Oh, you short-sighted fools.
Let’s start here: when did it become desirable for the Red Sox to shed salary for the purposes of staying below the luxury tax threshold? They’re the Red Sox, people. They have more money than most organizations in baseball. Buchholz is due $13.5 million in 2017 – a bargain by modern major league standards – and his contract is up after next season. Most organizations might view that as some sort of expensive insurance policy, but here, in Boston, that is the cost of doing business.
The Red Sox had seven starters on the roster after the acquisition of Chris Sale, including: David Price, Rick Porcello, Drew Pomeranz, Steven Wright, Eduardo Rodriguez and, of course, Sale himself. Buchholz was the seventh. Trading him makes sense if you believe the Red Sox will only need five starters in 2017, and we all know that most every team needs more than five. They are likely to need seven, eight or beyond, which means Boston had as deep an arsenal of starting pitching as anyone in the game.
Don’t you see? After the Sale deal, it made more sense to keep Buchholz than it did to deal him, something the Red Sox learned last year when Buchholz went 4-1 with a 3.17 ERA in his final 11 games (including eight starts) over the final two months. Can you rely on him? Of course not. But Buchholz was always more than serviceable as middle- or back-end-of-the-rotation guy, which is what he would have been on this team.
Let’s say that again. If Buchholz is one of your top two or three starters, you’re asking for trouble. But put him down at No. 4 or below and, well, you’re likely to get something out of him during the regular season.
If the Red Sox were worried about the glut of pitchers in their rotation, they could have solved the “problem” by moving someone to the bullpen, most notably Pomeranz, who has been a more effective reliever than starter, especially in the American League. They could have found a way to stash Steven Wright, be it as a long man or with a phantom injury. They could have held onto as many arms as possible.
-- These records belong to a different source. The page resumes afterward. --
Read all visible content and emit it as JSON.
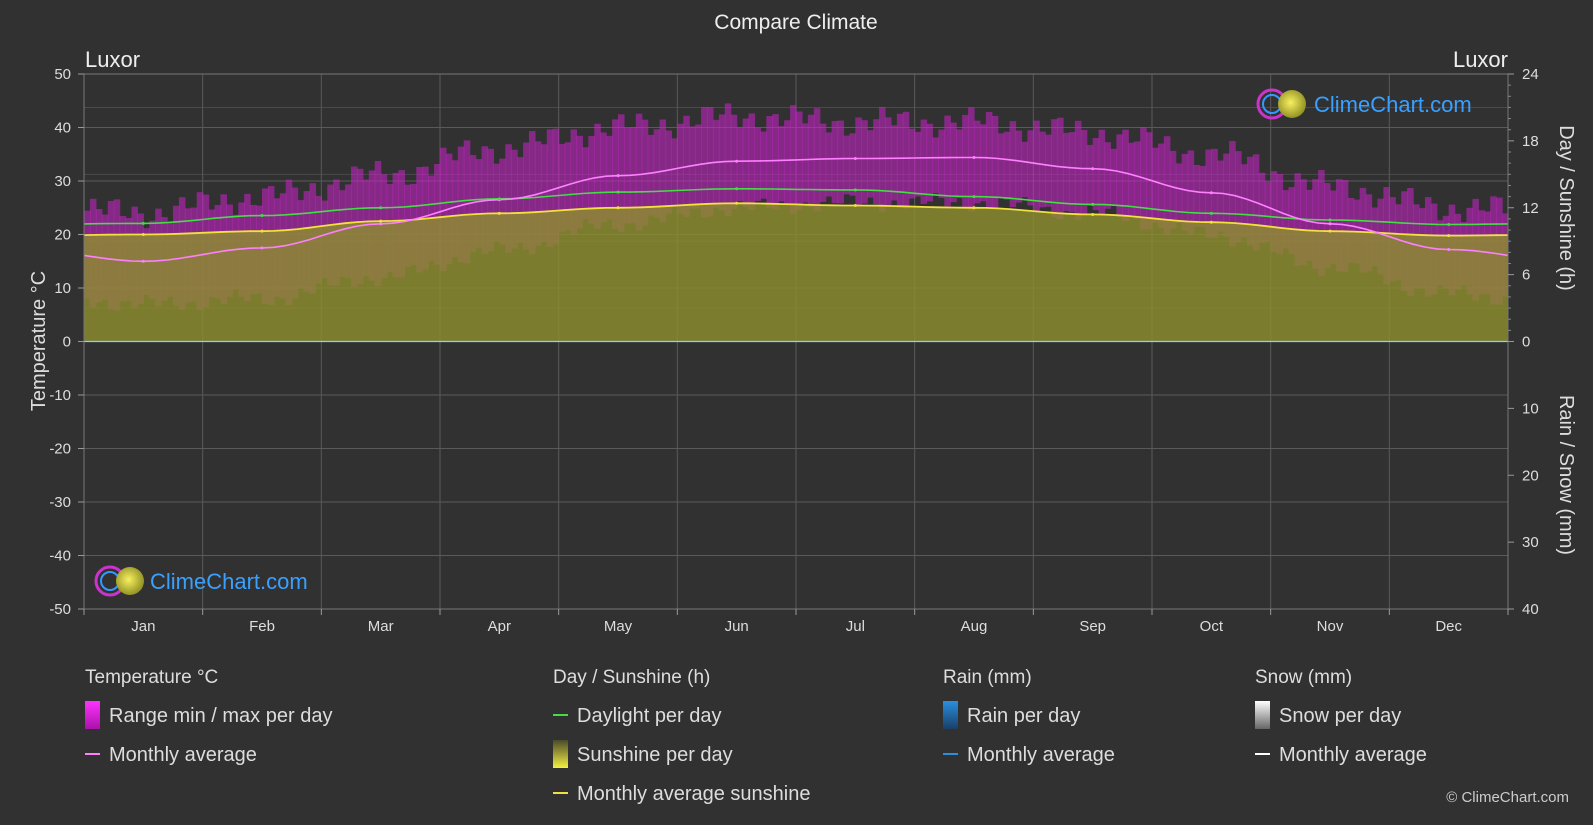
{
  "chart_data": {
    "type": "area",
    "title": "Compare Climate",
    "location_left": "Luxor",
    "location_right": "Luxor",
    "left_axis": {
      "label": "Temperature °C",
      "min": -50,
      "max": 50,
      "ticks": [
        50,
        40,
        30,
        20,
        10,
        0,
        -10,
        -20,
        -30,
        -40,
        -50
      ]
    },
    "right_axis_top": {
      "label": "Day / Sunshine (h)",
      "min": 0,
      "max": 24,
      "ticks": [
        24,
        18,
        12,
        6,
        0
      ]
    },
    "right_axis_bottom": {
      "label": "Rain / Snow (mm)",
      "min": 0,
      "max": 40,
      "ticks": [
        10,
        20,
        30,
        40
      ]
    },
    "months": [
      "Jan",
      "Feb",
      "Mar",
      "Apr",
      "May",
      "Jun",
      "Jul",
      "Aug",
      "Sep",
      "Oct",
      "Nov",
      "Dec"
    ],
    "grid": true,
    "series": [
      {
        "name": "Range min / max per day",
        "key": "temp_range",
        "min": [
          7,
          8,
          12,
          17,
          22,
          25,
          26,
          26,
          24,
          20,
          14,
          9
        ],
        "max": [
          24,
          27,
          31,
          36,
          40,
          42,
          41,
          41,
          39,
          35,
          29,
          25
        ]
      },
      {
        "name": "Monthly average",
        "key": "temp_avg",
        "values": [
          15.0,
          17.5,
          22.0,
          26.5,
          31.0,
          33.7,
          34.2,
          34.4,
          32.3,
          27.8,
          22.0,
          17.2
        ]
      },
      {
        "name": "Daylight per day",
        "key": "daylight",
        "values": [
          10.6,
          11.3,
          12.0,
          12.8,
          13.4,
          13.7,
          13.6,
          13.0,
          12.3,
          11.5,
          10.9,
          10.5
        ]
      },
      {
        "name": "Sunshine per day",
        "key": "sunshine",
        "values": [
          9.6,
          9.9,
          10.8,
          11.5,
          12.0,
          12.4,
          12.2,
          12.0,
          11.4,
          10.7,
          9.9,
          9.5
        ]
      },
      {
        "name": "Monthly average sunshine",
        "key": "sunshine_avg",
        "values": [
          9.6,
          9.9,
          10.8,
          11.5,
          12.0,
          12.4,
          12.2,
          12.0,
          11.4,
          10.7,
          9.9,
          9.5
        ]
      },
      {
        "name": "Rain per day",
        "key": "rain",
        "values": [
          0,
          0,
          0,
          0,
          0,
          0,
          0,
          0,
          0,
          0,
          0,
          0
        ]
      },
      {
        "name": "Snow per day",
        "key": "snow",
        "values": [
          0,
          0,
          0,
          0,
          0,
          0,
          0,
          0,
          0,
          0,
          0,
          0
        ]
      }
    ],
    "legend": {
      "placement": "bottom",
      "groups": [
        {
          "title": "Temperature °C",
          "items": [
            {
              "label": "Range min / max per day",
              "swatch": "range"
            },
            {
              "label": "Monthly average",
              "swatch": "line-pink"
            }
          ]
        },
        {
          "title": "Day / Sunshine (h)",
          "items": [
            {
              "label": "Daylight per day",
              "swatch": "line-green"
            },
            {
              "label": "Sunshine per day",
              "swatch": "sun"
            },
            {
              "label": "Monthly average sunshine",
              "swatch": "line-yellow"
            }
          ]
        },
        {
          "title": "Rain (mm)",
          "items": [
            {
              "label": "Rain per day",
              "swatch": "rain"
            },
            {
              "label": "Monthly average",
              "swatch": "line-blue"
            }
          ]
        },
        {
          "title": "Snow (mm)",
          "items": [
            {
              "label": "Snow per day",
              "swatch": "snow"
            },
            {
              "label": "Monthly average",
              "swatch": "line-white"
            }
          ]
        }
      ]
    },
    "colors": {
      "background": "#313131",
      "grid": "#5a5a5a",
      "temp_range": "#cc22cc",
      "temp_avg": "#ff80ff",
      "daylight": "#44dd44",
      "sunshine": "#8e8e2e",
      "sunshine_avg": "#f0e040",
      "rain": "#2a8fe0",
      "snow": "#ffffff",
      "brand": "#3aa0ff"
    }
  },
  "branding": {
    "logo_text": "ClimeChart.com",
    "copyright": "© ClimeChart.com"
  }
}
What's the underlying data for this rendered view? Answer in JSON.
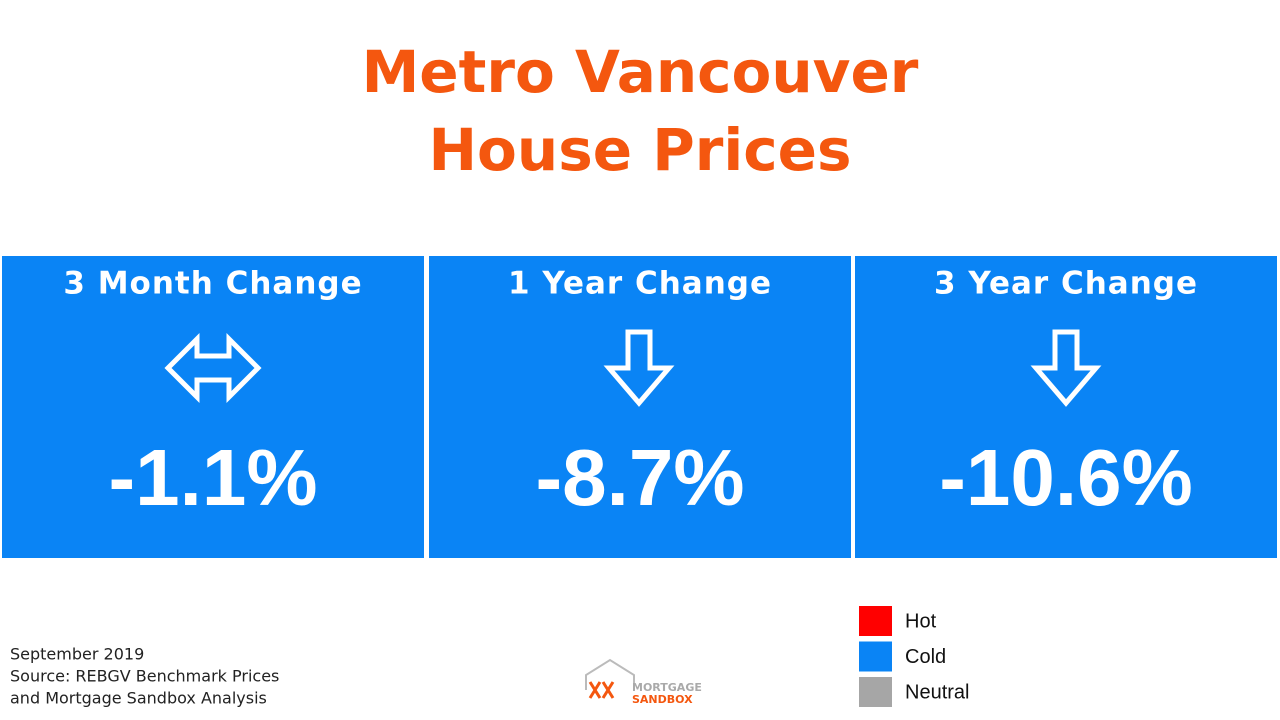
{
  "header": {
    "title": [
      "Metro Vancouver",
      "House Prices"
    ]
  },
  "cards": [
    {
      "label": "3 Month Change",
      "value": "-1.1%"
    },
    {
      "label": "1 Year Change",
      "value": "-8.7%"
    },
    {
      "label": "3 Year Change",
      "value": "-10.6%"
    }
  ],
  "legend": [
    {
      "name": "Hot",
      "color": "#ff0000"
    },
    {
      "name": "Cold",
      "color": "#0a84f5"
    },
    {
      "name": "Neutral",
      "color": "#a6a6a6"
    }
  ],
  "footer": [
    "September 2019",
    "Source: REBGV Benchmark Prices",
    "and Mortgage Sandbox Analysis"
  ],
  "logo": [
    "MORTGAGE",
    "SANDBOX"
  ]
}
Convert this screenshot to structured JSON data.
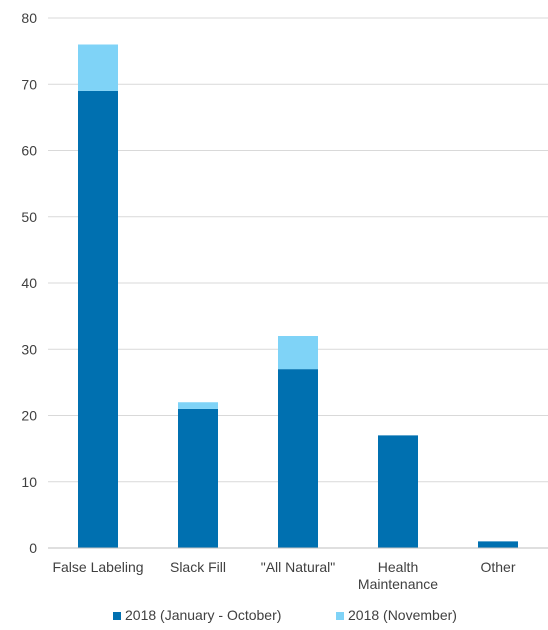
{
  "chart_data": {
    "type": "bar",
    "stacked": true,
    "categories": [
      "False Labeling",
      "Slack Fill",
      "\"All Natural\"",
      "Health Maintenance",
      "Other"
    ],
    "series": [
      {
        "name": "2018 (January - October)",
        "values": [
          69,
          21,
          27,
          17,
          1
        ],
        "color": "#0070b0"
      },
      {
        "name": "2018 (November)",
        "values": [
          7,
          1,
          5,
          0,
          0
        ],
        "color": "#7fd3f7"
      }
    ],
    "ylim": [
      0,
      80
    ],
    "yticks": [
      0,
      10,
      20,
      30,
      40,
      50,
      60,
      70,
      80
    ],
    "grid": true,
    "legend_position": "bottom"
  },
  "colors": {
    "gridline": "#d9d9d9",
    "axis": "#bfbfbf"
  }
}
Think about it: earlier this month, upon acquiring Sale at the winter meetings, president of baseball operation Dave Dombrowski said that when a team has a chance to win, you “go for it.” Trading Buchholz does nothing to support that assertion, unless the Sox think A-Ball infielder Josh Tobias (whom they acquired in the Buchholz deal) is going to help them win a championship in 2017.
Now the real rub: When did Sox fans and/or critics decide that the Sox couldn’t pay a luxury tax, even at 50 percent, for any amount over $195 million? What a crock. And before anyone starts talking about draft-pick penalties for exceeding the tax, well, it certainly doesn’t seem like Dombrowski has had any regard for the Red Sox farm system over the last 12-15 months, when he has dealt away many of the team’s best organizational players for pickups like Pomeranz and Tyler Thornburg.
Look, we all get it. Sale is in, Buchholz is out. That’s an upgrade. But if the Sox were truly looking to “go for it,” in 2017, wouldn’t they have been better off keeping both?